Some express buses on I-95 aren’t coming back: Before the pandemic, commuters looking for bus rides along I-95 had multiple options. But with working from home cutting into demand for those routes, Miami-Dade wants to pare back the options. The Better Bus plan permanently kills the already suspended Route 195 that runs from Broward County and scale back arrivals on the 95 Express running from the Golden Glades interchange from 5 minutes to 15 minutes. Tri-Rail is an alternative to the north-south bus lines, and that service should become more convenient with the planned opening of a downtown Miami station later this year.

Faster routes but fewer neighborhood stops: Key Biscayne passengers will see rush-hour arrivals increase from every 15 minutes to every 10 minutes under the plan. But the speedier route won’t have as many stops: The newly renamed 26 Bus drops the current run through the Harbor Drive neighborhood off the Rickenbacker Causeway. On the South Dade busway, the existing 31 Local route has more than a dozen stops between the South Dade Government Center and Dadeland South Metrorail station. It would be eliminated, and operator hours shifted to a revived 37 Express, a currently suspended route that used to run the same distance but with just four stops. Both routes are set for an early launch in July before most of the rest of the plan goes into effect this fall.

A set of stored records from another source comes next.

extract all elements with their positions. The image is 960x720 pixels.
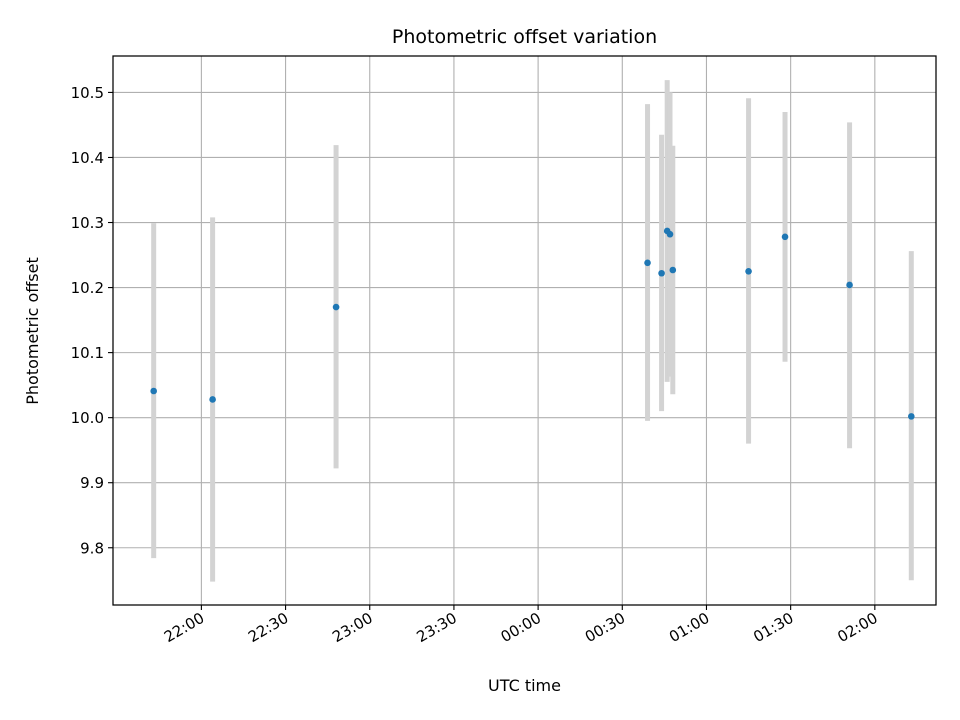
y-tick-label: 10.2 — [71, 279, 104, 297]
data-point — [644, 259, 651, 267]
data-point — [669, 266, 677, 274]
data-point — [658, 269, 665, 277]
y-axis-ticks: 9.8 9.9 10.0 10.1 10.2 10.3 10.4 10.5 — [71, 84, 113, 557]
data-point — [666, 230, 674, 238]
y-tick-label: 9.8 — [80, 539, 104, 557]
y-tick-label: 10.3 — [71, 214, 104, 232]
y-tick-label: 10.1 — [71, 344, 104, 362]
data-point — [781, 233, 789, 241]
data-point — [908, 413, 915, 420]
grid-lines — [113, 56, 936, 605]
data-point — [150, 387, 157, 395]
y-tick-label: 10.4 — [71, 149, 104, 167]
y-tick-label: 9.9 — [80, 474, 104, 492]
y-tick-label: 10.5 — [71, 84, 104, 102]
data-point — [745, 268, 752, 275]
y-tick-label: 10.0 — [71, 409, 104, 427]
x-axis-label: UTC time — [488, 676, 561, 695]
chart-title: Photometric offset variation — [392, 26, 657, 48]
data-point — [332, 303, 340, 311]
plot-frame — [112, 55, 937, 606]
y-axis-label: Photometric offset — [23, 257, 42, 405]
data-points — [150, 227, 915, 420]
data-point — [846, 281, 853, 289]
data-point — [209, 396, 216, 403]
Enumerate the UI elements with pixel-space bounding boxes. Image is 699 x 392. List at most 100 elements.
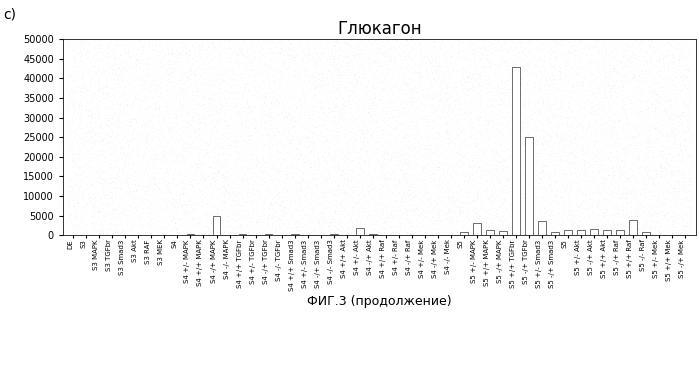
Point xyxy=(314,56,325,62)
Point xyxy=(154,186,165,192)
Point xyxy=(433,211,444,217)
Point xyxy=(114,52,125,58)
Point xyxy=(121,75,132,81)
Point xyxy=(149,181,160,187)
Point xyxy=(468,187,480,193)
Point xyxy=(349,52,360,58)
Point xyxy=(658,164,670,170)
Point xyxy=(568,112,579,118)
Point xyxy=(524,218,535,224)
Point xyxy=(237,226,248,232)
Point xyxy=(156,149,167,155)
Point xyxy=(124,201,135,208)
Point xyxy=(497,85,508,92)
Point xyxy=(595,221,606,227)
Point xyxy=(607,134,618,141)
Point xyxy=(474,146,485,152)
Point xyxy=(238,104,249,111)
Point xyxy=(668,101,679,107)
Point xyxy=(447,163,459,169)
Point xyxy=(146,112,157,118)
Point xyxy=(63,126,74,132)
Point xyxy=(87,212,99,219)
Point xyxy=(438,60,449,66)
Point xyxy=(484,191,496,197)
Point xyxy=(668,83,679,90)
Point xyxy=(115,154,126,161)
Point xyxy=(493,171,505,177)
Point xyxy=(199,116,210,123)
Point xyxy=(637,204,648,210)
Point xyxy=(390,175,401,181)
Point xyxy=(329,228,340,234)
Point xyxy=(648,147,659,154)
Point xyxy=(338,137,349,143)
Point xyxy=(172,67,183,74)
Point xyxy=(85,159,96,165)
Point xyxy=(377,131,389,138)
Point xyxy=(312,164,324,170)
Point xyxy=(383,184,394,191)
Point xyxy=(348,143,359,149)
Point xyxy=(477,49,489,56)
Point xyxy=(671,69,682,75)
Point xyxy=(285,152,296,158)
Point xyxy=(606,83,617,89)
Point xyxy=(621,204,632,210)
Point xyxy=(631,190,642,196)
Point xyxy=(164,182,175,189)
Point xyxy=(652,192,663,198)
Point xyxy=(424,60,435,66)
Point xyxy=(110,158,122,165)
Point xyxy=(637,215,649,221)
Point xyxy=(545,76,556,82)
Point xyxy=(248,104,259,110)
Point xyxy=(346,77,357,83)
Point xyxy=(129,188,140,194)
Point xyxy=(377,160,389,167)
Point xyxy=(427,83,438,90)
Point xyxy=(415,39,426,45)
Point xyxy=(187,41,199,47)
Point xyxy=(162,149,173,155)
Point xyxy=(319,172,331,178)
Point xyxy=(602,58,613,64)
Point xyxy=(226,225,238,231)
Point xyxy=(110,198,122,205)
Point xyxy=(346,96,357,102)
Point xyxy=(655,151,666,157)
Point xyxy=(351,77,362,83)
Point xyxy=(577,189,589,195)
Point xyxy=(431,199,442,205)
Point xyxy=(641,171,652,177)
Point xyxy=(137,129,148,135)
Point xyxy=(464,134,475,140)
Point xyxy=(431,68,442,74)
Point xyxy=(411,230,422,236)
Point xyxy=(564,69,575,75)
Point xyxy=(661,187,672,193)
Point xyxy=(451,203,462,210)
Point xyxy=(363,95,374,102)
Point xyxy=(413,220,424,226)
Point xyxy=(153,113,164,119)
Point xyxy=(196,126,207,132)
Point xyxy=(602,185,613,191)
Point xyxy=(480,165,491,172)
Point xyxy=(423,69,434,75)
Point xyxy=(208,81,219,87)
Point xyxy=(331,62,342,69)
Point xyxy=(462,189,473,195)
Point xyxy=(516,125,527,131)
Point xyxy=(429,187,440,193)
Point xyxy=(431,151,442,158)
Point xyxy=(442,214,453,221)
Point xyxy=(398,157,409,163)
Point xyxy=(674,141,685,147)
Point xyxy=(526,127,537,133)
Point xyxy=(290,158,301,164)
Point xyxy=(345,56,356,63)
Point xyxy=(141,143,152,149)
Point xyxy=(174,136,185,142)
Point xyxy=(621,195,632,201)
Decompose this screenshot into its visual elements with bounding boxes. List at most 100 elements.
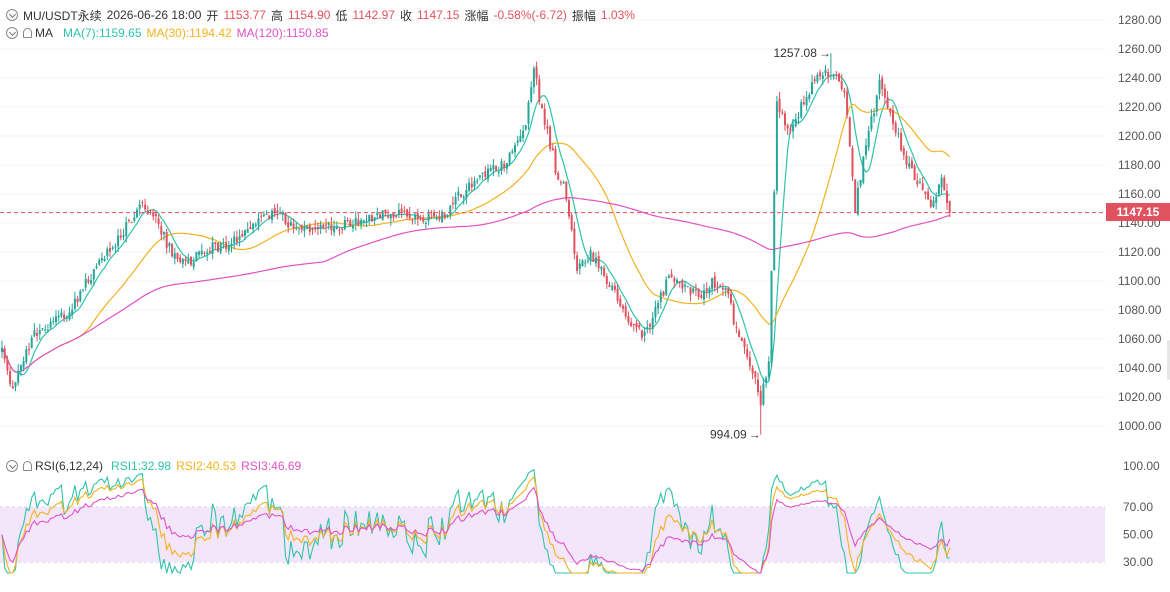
candle-body	[76, 298, 79, 303]
chevron-circle-icon[interactable]	[6, 460, 18, 472]
candle-body	[562, 181, 565, 184]
chevron-circle-icon[interactable]	[6, 27, 18, 39]
price-tick-label: 1280.00	[1118, 13, 1162, 27]
candle-body	[103, 258, 106, 262]
candle-body	[657, 302, 660, 309]
candle-body	[157, 218, 160, 224]
price-tick-label: 1020.00	[1118, 390, 1162, 404]
candle-body	[649, 324, 651, 327]
candle-body	[14, 382, 17, 387]
candle-body	[411, 220, 414, 222]
chevron-circle-icon[interactable]	[6, 9, 18, 21]
candle-body	[840, 81, 843, 90]
candle-body	[260, 215, 263, 217]
candle-body	[508, 152, 511, 164]
open-value: 1153.77	[223, 8, 266, 22]
candle-body	[422, 217, 425, 222]
candle-body	[530, 87, 533, 102]
candle-body	[181, 259, 184, 264]
candle-body	[438, 216, 441, 220]
candle-body	[808, 94, 811, 100]
candle-body	[22, 361, 25, 368]
candle-body	[892, 109, 894, 124]
candle-body	[82, 289, 84, 291]
bell-icon[interactable]	[23, 461, 32, 471]
candle-body	[389, 214, 392, 219]
candle-body	[711, 277, 714, 289]
candle-body	[775, 101, 778, 191]
candle-body	[543, 108, 546, 126]
candle-body	[886, 97, 889, 109]
candle-body	[762, 383, 765, 405]
candle-body	[381, 210, 384, 221]
candle-body	[751, 367, 754, 374]
price-tick-label: 1180.00	[1118, 158, 1161, 172]
candle-body	[433, 212, 435, 217]
amplitude-value: 1.03%	[600, 8, 635, 22]
candle-body	[289, 221, 292, 226]
candle-body	[595, 257, 597, 264]
bell-icon[interactable]	[23, 28, 32, 38]
price-tick-label: 1200.00	[1118, 129, 1162, 143]
candle-body	[276, 210, 279, 213]
candle-body	[487, 168, 489, 180]
candle-body	[713, 276, 716, 288]
candle-body	[516, 140, 519, 143]
candle-body	[856, 187, 859, 215]
candle-body	[670, 274, 673, 278]
candle-body	[630, 322, 633, 327]
datetime-label: 2026-06-26 18:00	[106, 8, 202, 22]
candle-body	[360, 220, 363, 226]
rsi-tick-label: 30.00	[1123, 555, 1153, 569]
candle-body	[557, 172, 560, 180]
candle-body	[343, 219, 346, 230]
high-annotation-arrow: →	[819, 46, 831, 60]
candle-body	[748, 357, 751, 367]
candle-body	[281, 213, 284, 215]
candle-body	[646, 326, 649, 330]
candle-body	[368, 214, 371, 221]
candle-body	[392, 213, 395, 218]
candle-body	[365, 221, 368, 223]
candle-body	[349, 220, 352, 227]
candle-body	[597, 255, 600, 269]
candle-body	[719, 285, 722, 287]
candle-body	[152, 212, 155, 217]
candle-body	[316, 226, 319, 230]
low-annotation: 994.09	[710, 428, 747, 442]
candle-body	[211, 242, 214, 254]
open-label: 开	[206, 8, 219, 23]
candle-body	[832, 76, 835, 78]
candle-body	[314, 227, 317, 229]
candle-body	[524, 125, 527, 130]
candle-body	[870, 116, 873, 130]
candle-body	[532, 68, 535, 88]
candle-body	[38, 329, 41, 334]
candle-body	[913, 165, 916, 181]
candle-body	[905, 155, 908, 165]
candle-body	[600, 266, 603, 270]
candle-body	[214, 242, 217, 245]
price-tick-label: 1160.00	[1118, 187, 1161, 201]
candle-body	[489, 168, 492, 171]
candle-body	[875, 95, 878, 112]
high-label: 高	[270, 8, 283, 23]
candle-body	[298, 227, 300, 229]
candle-body	[592, 252, 595, 262]
candle-body	[9, 370, 12, 385]
candle-body	[435, 218, 438, 220]
candle-body	[400, 208, 403, 212]
candle-body	[881, 78, 884, 90]
candle-body	[686, 286, 689, 288]
candle-body	[114, 246, 117, 248]
candle-body	[576, 255, 579, 271]
low-value: 1142.97	[352, 8, 395, 22]
candle-body	[119, 235, 122, 238]
scroll-handle[interactable]	[1167, 340, 1170, 380]
candle-body	[187, 259, 190, 264]
candle-body	[403, 210, 406, 212]
candle-body	[811, 81, 813, 95]
candle-body	[90, 280, 93, 284]
candle-body	[694, 289, 697, 291]
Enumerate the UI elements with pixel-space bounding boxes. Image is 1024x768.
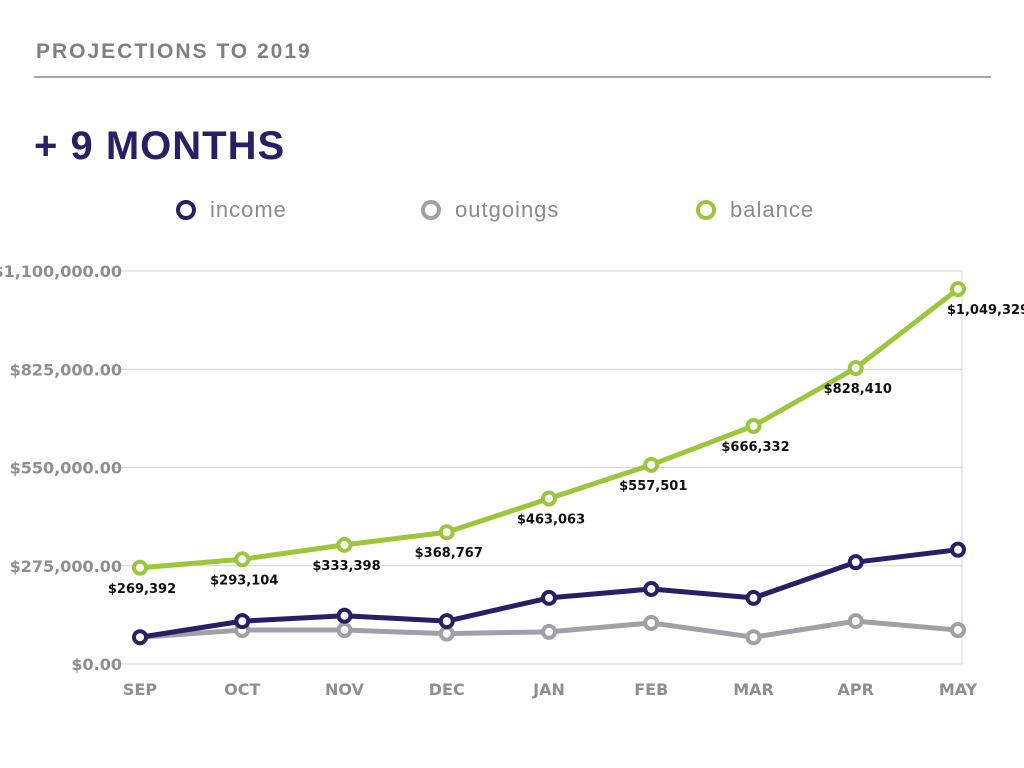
- x-tick-label: APR: [838, 680, 874, 699]
- legend-label-income: income: [210, 197, 287, 222]
- income-data-point: [336, 607, 353, 624]
- income-data-point: [234, 613, 251, 630]
- y-tick-label: $550,000.00: [10, 459, 122, 478]
- legend-label-outgoings: outgoings: [455, 197, 560, 222]
- x-tick-label: SEP: [123, 680, 157, 699]
- x-tick-label: JAN: [532, 680, 565, 699]
- balance-data-point: [132, 559, 148, 576]
- balance-data-label: $666,332: [721, 440, 789, 455]
- outgoings-data-point: [950, 622, 966, 639]
- income-data-point: [950, 541, 966, 558]
- x-tick-label: NOV: [325, 680, 365, 699]
- legend-item-balance: balance: [696, 196, 814, 224]
- balance-marker-icon: [696, 200, 716, 220]
- axis-layer: $0.00 $275,000.00 $550,000.00 $825,000.00 $1…: [0, 262, 978, 699]
- header-divider: [34, 76, 991, 78]
- outgoings-data-point: [438, 625, 455, 642]
- income-marker-icon: [176, 200, 196, 220]
- balance-data-point: [745, 417, 762, 434]
- outgoings-data-point: [745, 629, 762, 646]
- balance-data-point: [234, 551, 251, 568]
- balance-data-label: $828,410: [824, 382, 892, 397]
- balance-data-point: [950, 281, 966, 298]
- balance-data-label: $463,063: [517, 513, 585, 528]
- y-tick-label: $1,100,000.00: [0, 262, 122, 281]
- x-tick-label: FEB: [634, 680, 668, 699]
- grid-layer: [112, 270, 963, 665]
- outgoings-marker-icon: [421, 200, 441, 220]
- balance-data-point: [541, 490, 557, 507]
- income-data-point: [745, 589, 762, 606]
- y-tick-label: $825,000.00: [10, 360, 122, 379]
- balance-data-label: $1,049,329: [947, 303, 1024, 318]
- x-tick-label: MAR: [733, 680, 774, 699]
- income-data-point: [643, 580, 660, 597]
- x-tick-label: DEC: [429, 680, 465, 699]
- balance-data-label: $293,104: [210, 573, 278, 588]
- page-title: PROJECTIONS TO 2019: [36, 40, 312, 63]
- outgoings-data-point: [643, 614, 660, 631]
- data-label-layer: $269,392 $293,104 $333,398 $368,767 $463,063…: [108, 303, 1024, 597]
- outgoings-data-point: [541, 623, 557, 640]
- income-data-point: [132, 629, 148, 646]
- legend-item-outgoings: outgoings: [421, 196, 559, 224]
- balance-data-point: [847, 360, 864, 377]
- balance-data-label: $333,398: [312, 559, 380, 574]
- outgoings-data-point: [847, 613, 864, 630]
- series-layer: [132, 281, 966, 646]
- balance-data-label: $557,501: [619, 479, 687, 494]
- x-tick-label: OCT: [224, 680, 260, 699]
- legend-label-balance: balance: [730, 197, 815, 222]
- balance-data-label: $368,767: [415, 546, 483, 561]
- x-tick-label: MAY: [939, 680, 978, 699]
- y-tick-label: $275,000.00: [10, 557, 122, 576]
- balance-data-label: $269,392: [108, 582, 176, 597]
- income-data-point: [438, 613, 455, 630]
- balance-data-point: [643, 456, 660, 473]
- legend-item-income: income: [176, 196, 287, 224]
- balance-data-point: [336, 536, 353, 553]
- income-data-point: [847, 554, 864, 571]
- income-data-point: [541, 589, 557, 606]
- balance-data-point: [438, 524, 455, 541]
- outgoings-data-point: [336, 622, 353, 639]
- y-tick-label: $0.00: [71, 655, 122, 674]
- chart-subtitle: + 9 MONTHS: [34, 124, 286, 168]
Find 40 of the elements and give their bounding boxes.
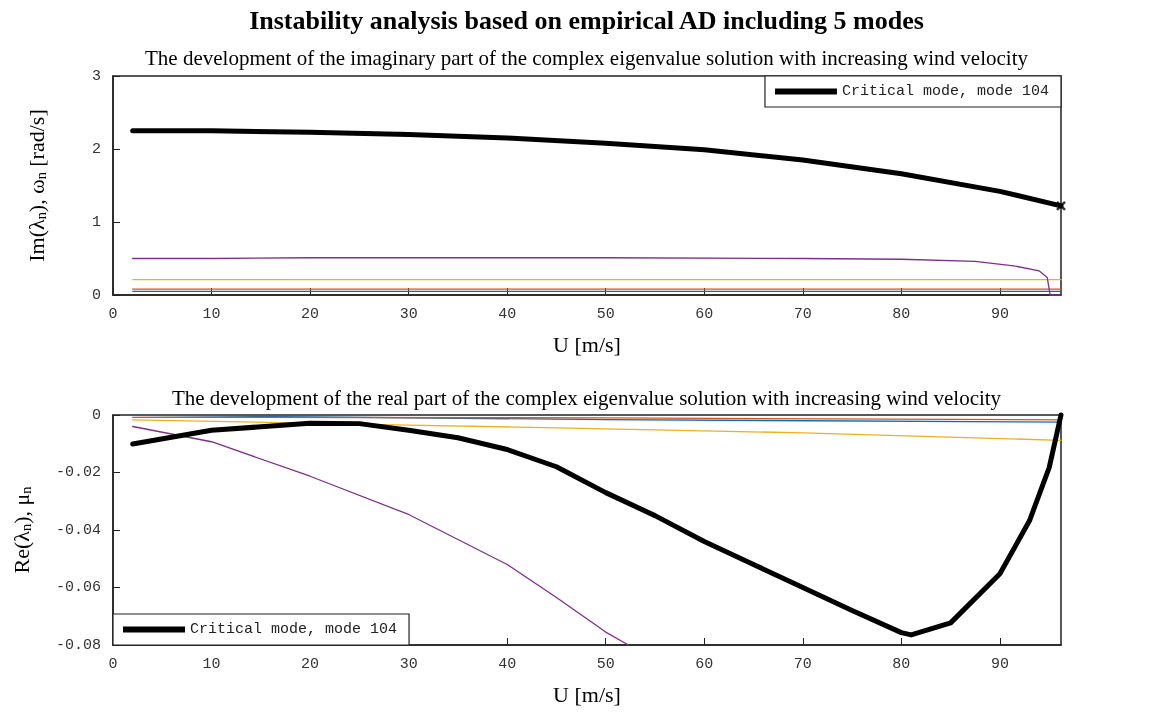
- legend-label: Critical mode, mode 104: [190, 621, 398, 638]
- x-tick-label: 70: [793, 656, 812, 673]
- x-tick-label: 0: [108, 306, 118, 323]
- x-tick-label: 10: [202, 656, 221, 673]
- y-tick-label: -0.02: [55, 464, 101, 481]
- y-tick-label: 2: [91, 140, 101, 158]
- x-tick-label: 80: [892, 306, 911, 323]
- x-tick-label: 80: [892, 656, 911, 673]
- x-tick-label: 20: [301, 656, 320, 673]
- x-tick-label: 50: [596, 656, 615, 673]
- x-tick-label: 20: [301, 306, 320, 323]
- x-tick-label: 40: [498, 656, 517, 673]
- chart-subtitle: The development of the imaginary part of the complex eigenvalue solution with increasing wind velocity: [145, 45, 1029, 70]
- x-tick-label: 30: [399, 656, 418, 673]
- y-tick-label: 0: [91, 286, 101, 304]
- y-tick-label: -0.04: [55, 521, 101, 539]
- y-tick-label: -0.06: [55, 579, 101, 596]
- line-series: [132, 425, 630, 646]
- x-axis-title: U [m/s]: [553, 331, 621, 357]
- y-axis-title: Im(λn), ωn [rad/s]: [24, 109, 50, 262]
- x-tick-label: 90: [990, 306, 1009, 323]
- x-tick-label: 40: [498, 306, 517, 323]
- line-series: [132, 257, 1062, 296]
- x-tick-label: 50: [596, 306, 615, 323]
- x-tick-label: 0: [108, 656, 118, 673]
- x-tick-label: 10: [202, 306, 221, 323]
- y-axis-title: Re(λn), μn: [9, 486, 35, 574]
- chart-title: The development of the real part of the complex eigenvalue solution with increasing wind velocity: [171, 385, 1002, 410]
- y-tick-label: 1: [91, 213, 101, 231]
- chart-title: Instability analysis based on empirical AD including 5 modes: [249, 5, 924, 35]
- y-tick-label: 3: [91, 67, 101, 85]
- x-tick-label: 30: [399, 306, 418, 323]
- x-tick-label: 60: [695, 306, 714, 323]
- y-tick-label: -0.08: [55, 636, 101, 654]
- legend-label: Critical mode, mode 104: [841, 83, 1050, 100]
- x-tick-label: 70: [793, 306, 812, 323]
- x-axis-title: U [m/s]: [553, 681, 621, 707]
- x-tick-label: 60: [695, 656, 714, 673]
- y-tick-label: 0: [91, 406, 101, 424]
- x-tick-label: 90: [990, 656, 1009, 673]
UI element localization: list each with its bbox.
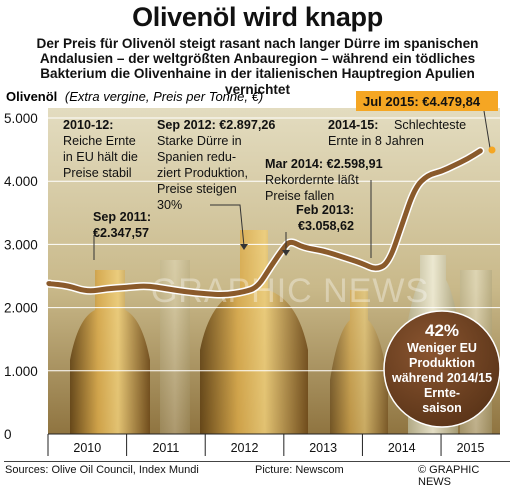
peak-label-text: Jul 2015: €4.479,84 <box>363 94 481 109</box>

More on-demand shuttles: The Better Bus plan also scraps the 82 bus, which runs through the Westchester suburb and picks up about 60 people on an average weekday, compared to more than 5,000 riders a day on some of the county’s busiest routes. With the 82 route less than a quarter mile from other bus routes, Miami-Dade is considering offering on-demand shuttle rides through Go Connect or a competitor. That service allows passengers to use their phones to hail a van for short rides within a limited service area at the same rate ($2.25) as a bus ticket. The 241 Bus, between mainland Miami and the Mount Sinai Medical Center on Miami Beach, also ends under the plan. Existing county service on the 110 Bus across the Julia Tuttle Causeway and Miami Beach’s free trolley service are listed as substitutes.